Somehow, I survived more than two years of that routine. I did notice, however, that I couldn’t run as far as I had a few years ago and was tired all the time. That was my body trying to tell me to slow down.
My routine also consisted of about five hours of sleep every night, hours of working on grad school classes and a stressful job that I often spent 60 hours a week working at.
It’s amazing my body didn’t give in earlier. It finally crashed on April 19. I woke up with a massive headache, gravelly voice and sore throat in the middle of the night. I could hardly walk when I got up. I actually called in sick, something I do as often as I watch Downton Abby.
As I wrote in a previous blog, I didn’t get much help from the nurse practitioner I visited twice in the first two weeks after I crashed. “It’s an asthma flare-up.” She prescribed prednisone and a second inhaler. She also said I could continue working out.

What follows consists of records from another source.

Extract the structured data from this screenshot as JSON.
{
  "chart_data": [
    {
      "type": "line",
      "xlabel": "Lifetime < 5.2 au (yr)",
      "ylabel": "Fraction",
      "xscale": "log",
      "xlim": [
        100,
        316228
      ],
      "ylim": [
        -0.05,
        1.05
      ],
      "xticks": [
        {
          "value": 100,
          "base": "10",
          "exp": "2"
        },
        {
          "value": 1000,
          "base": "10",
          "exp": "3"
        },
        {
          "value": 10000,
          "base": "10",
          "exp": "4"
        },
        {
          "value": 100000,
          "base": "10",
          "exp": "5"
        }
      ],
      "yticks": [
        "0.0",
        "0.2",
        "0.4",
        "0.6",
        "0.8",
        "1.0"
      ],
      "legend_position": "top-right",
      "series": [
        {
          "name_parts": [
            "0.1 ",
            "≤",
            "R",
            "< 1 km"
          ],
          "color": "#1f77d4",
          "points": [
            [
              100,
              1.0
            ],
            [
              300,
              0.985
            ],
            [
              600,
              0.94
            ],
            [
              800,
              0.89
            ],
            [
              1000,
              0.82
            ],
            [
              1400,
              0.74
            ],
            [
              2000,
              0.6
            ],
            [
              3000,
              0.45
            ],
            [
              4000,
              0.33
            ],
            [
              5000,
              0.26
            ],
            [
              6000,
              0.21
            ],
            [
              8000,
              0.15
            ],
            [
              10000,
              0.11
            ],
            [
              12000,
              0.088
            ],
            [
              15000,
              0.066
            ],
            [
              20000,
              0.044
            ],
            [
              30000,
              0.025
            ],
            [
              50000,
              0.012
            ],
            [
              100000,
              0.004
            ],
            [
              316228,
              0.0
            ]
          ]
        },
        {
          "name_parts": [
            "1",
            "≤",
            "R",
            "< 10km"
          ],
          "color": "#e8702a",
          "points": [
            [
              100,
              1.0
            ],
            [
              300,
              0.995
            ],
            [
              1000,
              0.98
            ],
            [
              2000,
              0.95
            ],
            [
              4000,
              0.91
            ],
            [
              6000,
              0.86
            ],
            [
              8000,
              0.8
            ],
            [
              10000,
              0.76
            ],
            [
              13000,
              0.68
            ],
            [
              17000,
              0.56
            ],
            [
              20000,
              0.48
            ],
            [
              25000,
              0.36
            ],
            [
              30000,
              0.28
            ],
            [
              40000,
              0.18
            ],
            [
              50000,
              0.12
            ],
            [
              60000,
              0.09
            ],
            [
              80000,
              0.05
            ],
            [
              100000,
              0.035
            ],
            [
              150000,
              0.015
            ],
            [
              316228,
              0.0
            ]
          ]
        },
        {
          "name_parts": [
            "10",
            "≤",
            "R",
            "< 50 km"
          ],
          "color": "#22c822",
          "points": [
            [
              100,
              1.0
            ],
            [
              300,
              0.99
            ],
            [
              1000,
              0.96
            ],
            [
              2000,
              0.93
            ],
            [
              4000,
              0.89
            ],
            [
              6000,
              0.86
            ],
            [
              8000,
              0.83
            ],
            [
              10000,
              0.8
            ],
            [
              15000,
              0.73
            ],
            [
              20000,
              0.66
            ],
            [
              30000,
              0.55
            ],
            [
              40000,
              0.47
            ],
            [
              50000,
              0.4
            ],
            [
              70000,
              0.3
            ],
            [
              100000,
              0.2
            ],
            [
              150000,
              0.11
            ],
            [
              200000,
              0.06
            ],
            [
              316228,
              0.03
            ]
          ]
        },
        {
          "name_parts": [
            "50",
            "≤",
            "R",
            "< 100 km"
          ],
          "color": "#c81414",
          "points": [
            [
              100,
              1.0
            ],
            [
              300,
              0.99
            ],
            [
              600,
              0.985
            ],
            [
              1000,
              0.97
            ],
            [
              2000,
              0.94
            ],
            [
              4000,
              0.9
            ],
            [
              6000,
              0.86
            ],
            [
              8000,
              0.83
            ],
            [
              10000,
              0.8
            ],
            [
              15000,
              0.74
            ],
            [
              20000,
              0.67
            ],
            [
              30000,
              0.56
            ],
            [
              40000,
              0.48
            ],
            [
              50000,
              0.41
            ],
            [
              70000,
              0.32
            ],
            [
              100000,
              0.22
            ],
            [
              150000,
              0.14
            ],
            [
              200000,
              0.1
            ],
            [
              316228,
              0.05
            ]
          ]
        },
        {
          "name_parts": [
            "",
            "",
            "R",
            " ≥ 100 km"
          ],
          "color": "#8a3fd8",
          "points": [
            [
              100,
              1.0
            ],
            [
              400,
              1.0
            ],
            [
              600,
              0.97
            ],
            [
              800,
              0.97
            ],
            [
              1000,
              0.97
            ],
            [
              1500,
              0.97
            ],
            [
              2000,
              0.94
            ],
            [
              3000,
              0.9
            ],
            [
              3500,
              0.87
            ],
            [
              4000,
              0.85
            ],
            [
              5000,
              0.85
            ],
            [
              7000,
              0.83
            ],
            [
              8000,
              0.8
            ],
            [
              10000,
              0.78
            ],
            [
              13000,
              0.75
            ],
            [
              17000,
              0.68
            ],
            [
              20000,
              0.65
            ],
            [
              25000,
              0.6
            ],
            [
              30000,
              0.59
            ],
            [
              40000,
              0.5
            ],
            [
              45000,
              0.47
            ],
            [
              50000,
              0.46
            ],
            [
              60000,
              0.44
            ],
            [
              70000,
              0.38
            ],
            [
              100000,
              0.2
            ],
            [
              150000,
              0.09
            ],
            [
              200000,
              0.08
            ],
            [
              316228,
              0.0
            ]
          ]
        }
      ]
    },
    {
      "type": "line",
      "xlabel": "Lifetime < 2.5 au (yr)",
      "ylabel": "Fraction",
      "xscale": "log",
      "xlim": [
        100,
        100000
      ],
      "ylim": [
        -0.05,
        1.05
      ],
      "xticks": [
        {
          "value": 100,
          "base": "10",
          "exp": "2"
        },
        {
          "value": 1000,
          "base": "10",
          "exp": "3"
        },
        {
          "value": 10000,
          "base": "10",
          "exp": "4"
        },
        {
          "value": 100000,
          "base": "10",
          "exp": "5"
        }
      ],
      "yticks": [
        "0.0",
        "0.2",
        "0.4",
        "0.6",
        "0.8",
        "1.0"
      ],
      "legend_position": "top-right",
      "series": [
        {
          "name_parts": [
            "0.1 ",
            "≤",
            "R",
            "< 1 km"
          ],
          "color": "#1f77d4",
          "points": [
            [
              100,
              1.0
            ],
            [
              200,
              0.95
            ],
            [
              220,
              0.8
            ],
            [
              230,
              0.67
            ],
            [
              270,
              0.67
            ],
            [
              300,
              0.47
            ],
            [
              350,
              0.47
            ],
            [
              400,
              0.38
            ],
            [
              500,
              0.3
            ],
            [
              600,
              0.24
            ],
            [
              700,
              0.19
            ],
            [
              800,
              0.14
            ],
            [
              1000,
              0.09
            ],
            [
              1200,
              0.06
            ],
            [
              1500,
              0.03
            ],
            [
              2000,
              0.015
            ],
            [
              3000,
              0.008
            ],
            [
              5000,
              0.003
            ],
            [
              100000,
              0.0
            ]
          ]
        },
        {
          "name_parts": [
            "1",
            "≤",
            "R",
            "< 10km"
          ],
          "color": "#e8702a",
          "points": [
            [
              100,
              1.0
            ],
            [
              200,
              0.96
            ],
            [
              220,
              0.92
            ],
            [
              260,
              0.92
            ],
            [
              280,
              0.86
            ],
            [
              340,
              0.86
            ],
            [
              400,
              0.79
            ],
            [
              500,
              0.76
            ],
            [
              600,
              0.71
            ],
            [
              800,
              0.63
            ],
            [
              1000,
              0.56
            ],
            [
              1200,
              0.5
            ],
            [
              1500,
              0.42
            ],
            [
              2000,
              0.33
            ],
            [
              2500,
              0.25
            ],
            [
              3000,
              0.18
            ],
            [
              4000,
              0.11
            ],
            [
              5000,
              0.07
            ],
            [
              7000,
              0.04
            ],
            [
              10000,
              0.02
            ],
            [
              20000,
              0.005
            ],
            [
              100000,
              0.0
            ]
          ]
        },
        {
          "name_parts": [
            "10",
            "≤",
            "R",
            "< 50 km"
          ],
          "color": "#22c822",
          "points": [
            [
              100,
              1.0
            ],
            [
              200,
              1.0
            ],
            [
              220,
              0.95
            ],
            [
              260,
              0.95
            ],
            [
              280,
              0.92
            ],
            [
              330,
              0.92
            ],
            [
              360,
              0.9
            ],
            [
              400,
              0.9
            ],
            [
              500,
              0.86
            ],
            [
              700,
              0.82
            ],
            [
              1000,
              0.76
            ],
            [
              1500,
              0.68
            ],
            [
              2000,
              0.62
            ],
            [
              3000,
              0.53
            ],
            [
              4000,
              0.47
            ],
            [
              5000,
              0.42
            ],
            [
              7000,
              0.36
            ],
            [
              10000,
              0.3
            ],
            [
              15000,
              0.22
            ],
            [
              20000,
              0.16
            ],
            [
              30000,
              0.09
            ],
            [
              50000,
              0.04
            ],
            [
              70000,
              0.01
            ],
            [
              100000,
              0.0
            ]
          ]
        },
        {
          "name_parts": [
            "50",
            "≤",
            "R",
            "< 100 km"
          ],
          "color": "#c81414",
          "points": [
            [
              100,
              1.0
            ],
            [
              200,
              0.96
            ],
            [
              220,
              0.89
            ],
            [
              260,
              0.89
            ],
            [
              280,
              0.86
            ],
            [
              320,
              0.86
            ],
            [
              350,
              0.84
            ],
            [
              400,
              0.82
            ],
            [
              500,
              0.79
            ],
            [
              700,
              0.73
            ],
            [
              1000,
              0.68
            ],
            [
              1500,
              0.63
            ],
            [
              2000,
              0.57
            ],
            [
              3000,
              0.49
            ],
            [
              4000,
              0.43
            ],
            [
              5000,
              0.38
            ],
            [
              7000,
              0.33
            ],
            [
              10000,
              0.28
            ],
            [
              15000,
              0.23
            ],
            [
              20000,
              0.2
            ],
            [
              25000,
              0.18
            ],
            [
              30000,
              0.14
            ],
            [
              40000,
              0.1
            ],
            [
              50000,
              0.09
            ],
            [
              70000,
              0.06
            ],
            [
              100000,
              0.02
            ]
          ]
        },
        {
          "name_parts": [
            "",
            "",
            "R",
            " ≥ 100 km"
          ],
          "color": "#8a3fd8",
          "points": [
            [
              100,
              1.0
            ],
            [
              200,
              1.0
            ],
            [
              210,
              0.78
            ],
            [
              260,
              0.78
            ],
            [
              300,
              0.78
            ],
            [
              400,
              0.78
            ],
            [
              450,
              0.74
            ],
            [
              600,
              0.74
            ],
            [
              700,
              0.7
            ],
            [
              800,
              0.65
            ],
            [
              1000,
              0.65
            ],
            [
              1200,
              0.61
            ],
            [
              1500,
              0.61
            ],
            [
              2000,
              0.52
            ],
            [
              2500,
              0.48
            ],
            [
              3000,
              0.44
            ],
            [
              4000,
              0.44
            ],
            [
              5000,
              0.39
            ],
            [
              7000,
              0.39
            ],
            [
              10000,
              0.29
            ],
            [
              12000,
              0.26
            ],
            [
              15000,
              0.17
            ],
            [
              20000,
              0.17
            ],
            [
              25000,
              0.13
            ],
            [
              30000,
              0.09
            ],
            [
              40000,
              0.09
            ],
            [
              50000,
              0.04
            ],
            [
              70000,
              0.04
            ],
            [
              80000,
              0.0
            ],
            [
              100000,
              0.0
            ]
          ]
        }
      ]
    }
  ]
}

Less than I week after I could barely walk, I was running three miles every other day for a week. On May 1, I ran for the last time in going on three months. I could tell I didn’t feel well. I pressed on anyway for four miles. I lifted weights for an hour the next day and spent an hour on the highest setting on the elliptical machine two days later.
In the 10 days after taking prednisone for four days, I gained NINE pounds. NINE POUNDS. I also felt worse. Finally, the nurse practitioner agreed to let me take the test for EBV virus. She called a few days later and said that the it showed that I’d had it before, but there wasn’t an active infection.
Fortunately, my wife works with a woman who doubles as a pharmacist and nutritionist. She read my results and laughed at the nurse practitioner: “He has EBV. There is no question.” Her husband, a doctor, confirmed that diagnosis the following week.
Two tests of note revealed just how sick I was. On one test, the normal range is under 20. I had an 80. On the second test, the normal range is under 80. I had a 427. FOUR HUNDRED AND TWENTY SEVEN.
At that point, after nearly a month of continuing to tear down my body, I finally began taking supplements, resting as much as I could and revamping my diet.
It has been a slow, frustrating battle. I have relapsed several times after starting to feel better. I have not worked out since early May. I often feel like a slug at home. We have missed out on several fun things, notably the Guns N’ Roses concert in Kansas City, due to this illness.
I took a test on July 1 to see how much progress I’d made. It revealed that I was all of 17 percent better (354 compared to 427) two months later. But, we discovered a few other things that have been crushing my immune system: 1. The steroid inhalers were inhibiting my ability to recover. One of those I’ve been on for nearly 30 years. The other was prescribed by the nurse practitioner. 2. My hormones were incredibly low, which also inhibited by immune system.
We’ve made some adjustments in the plan to attack EBV, and I’m confident they’ll work. I have not used an inhaler in going on two weeks after using one at least once a day for nearly 30 years.
I’ve also rediscovered that there are no shortcuts. On the few occasions that I’ve cheated, my body has quickly raised a middle finger. My last two relapses, on my birthday and last week during vacation, came on the same day I ate dairy. I simply cannot eat it anymore.
I have cried twice due to this illness in the past few months out of pure frustration. I cried twice in the previous five years combined. But I’ve learned that EBV thrives on emotion. I choose to be positive. I will beat this thing. It has happened for a reason. One of those reasons is writing about it, which I plan to do as my capstone project in graduate school and on my blog.